Monday, April 2, 2007

If You Aren't Guilty...

...Why were you arrested?

From a USA Today article on disarray in the New Orleans public defender system.

"State Rep. Danny Martiny, a Republican who chairs a legislative task force on indigent defense, said lawmakers have given the Orleans public defender's office an additional $20 million in the past two years. He said the Legislature, which convenes April 30, will consider a bill that reforms the state public defender system.

'I have to be honest with you: I don't think people look at the right to counsel as being a right, they look at it as a perk for the criminal,' he said. 'That makes it harder to pass through the Legislature.'"
The thought process that leads to such an outlook is, I think, really pretty simple. The Court of Public Opinion, unlike American criminal courts, isn't obligated to wait for either a guilty plea (or a variant thereof) or proof beyond a reasonable doubt before pronouncing a guilty verdict. The idea that "if you were really innocent, you wouldn't have been arrested in the first place," tends to put the cart ahead of the horse, from a legal standpoint. Although it is the courts that were intended to be the Finders of Fact in criminal cases, the common reality is that many people leave that up to police departments.

And public opinion also tends to work against people who can't afford private attorneys - who are the very people that public defenders offices are designed to protect. While a defense against a serious felony charge has the potential put even a middle-class person into rather serious financial straits (good lawyers are not cheap), in the minds of the public, the public defense system serves only the poor.
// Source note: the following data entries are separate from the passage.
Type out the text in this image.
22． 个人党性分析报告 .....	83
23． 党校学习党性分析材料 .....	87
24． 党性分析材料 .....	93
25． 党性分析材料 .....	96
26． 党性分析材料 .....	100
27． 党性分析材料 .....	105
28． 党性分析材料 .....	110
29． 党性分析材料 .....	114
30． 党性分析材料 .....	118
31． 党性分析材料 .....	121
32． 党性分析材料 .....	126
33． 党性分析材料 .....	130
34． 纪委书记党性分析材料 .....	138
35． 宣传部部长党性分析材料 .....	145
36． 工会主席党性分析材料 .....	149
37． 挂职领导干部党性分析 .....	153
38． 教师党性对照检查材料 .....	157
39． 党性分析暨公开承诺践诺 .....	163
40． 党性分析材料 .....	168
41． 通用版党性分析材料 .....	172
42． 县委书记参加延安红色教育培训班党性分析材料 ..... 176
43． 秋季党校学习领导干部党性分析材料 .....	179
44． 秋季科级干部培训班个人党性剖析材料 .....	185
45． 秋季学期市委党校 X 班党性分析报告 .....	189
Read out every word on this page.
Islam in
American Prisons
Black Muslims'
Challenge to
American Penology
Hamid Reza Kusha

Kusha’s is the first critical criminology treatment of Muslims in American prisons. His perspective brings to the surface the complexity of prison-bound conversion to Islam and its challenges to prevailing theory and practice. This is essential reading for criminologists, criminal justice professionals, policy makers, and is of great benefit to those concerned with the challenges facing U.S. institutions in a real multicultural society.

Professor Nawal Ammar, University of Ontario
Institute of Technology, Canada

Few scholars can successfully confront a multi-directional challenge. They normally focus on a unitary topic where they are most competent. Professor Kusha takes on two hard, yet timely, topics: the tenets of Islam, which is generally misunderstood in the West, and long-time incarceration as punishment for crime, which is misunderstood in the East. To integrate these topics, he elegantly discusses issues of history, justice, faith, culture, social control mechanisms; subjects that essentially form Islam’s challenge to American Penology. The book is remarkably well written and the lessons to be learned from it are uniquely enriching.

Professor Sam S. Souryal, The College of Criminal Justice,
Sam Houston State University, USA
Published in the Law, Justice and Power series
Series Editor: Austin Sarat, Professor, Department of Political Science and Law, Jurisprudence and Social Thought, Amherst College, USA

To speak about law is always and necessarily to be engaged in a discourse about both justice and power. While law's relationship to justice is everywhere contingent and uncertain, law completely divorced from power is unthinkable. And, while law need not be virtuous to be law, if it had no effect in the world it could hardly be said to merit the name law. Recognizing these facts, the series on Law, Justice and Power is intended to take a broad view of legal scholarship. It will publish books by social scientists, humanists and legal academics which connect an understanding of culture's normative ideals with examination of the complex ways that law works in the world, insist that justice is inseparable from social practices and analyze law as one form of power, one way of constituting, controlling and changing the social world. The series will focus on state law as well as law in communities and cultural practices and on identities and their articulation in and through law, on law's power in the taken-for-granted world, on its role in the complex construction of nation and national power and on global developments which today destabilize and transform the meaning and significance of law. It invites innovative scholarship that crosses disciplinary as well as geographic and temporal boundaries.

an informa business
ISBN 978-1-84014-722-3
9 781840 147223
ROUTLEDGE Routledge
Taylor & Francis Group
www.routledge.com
The idea that being poor and being a criminal tend to go hand-in-hand (whether you see crime as an effect of being poor or as something people do because it's easier than working) is stronger in the United States than many people are prepared to give it credit for.

All of this leads to the idea, even in the absence of a prior conviction, that some people are known criminals when they go to trial, rather than when they are convicted.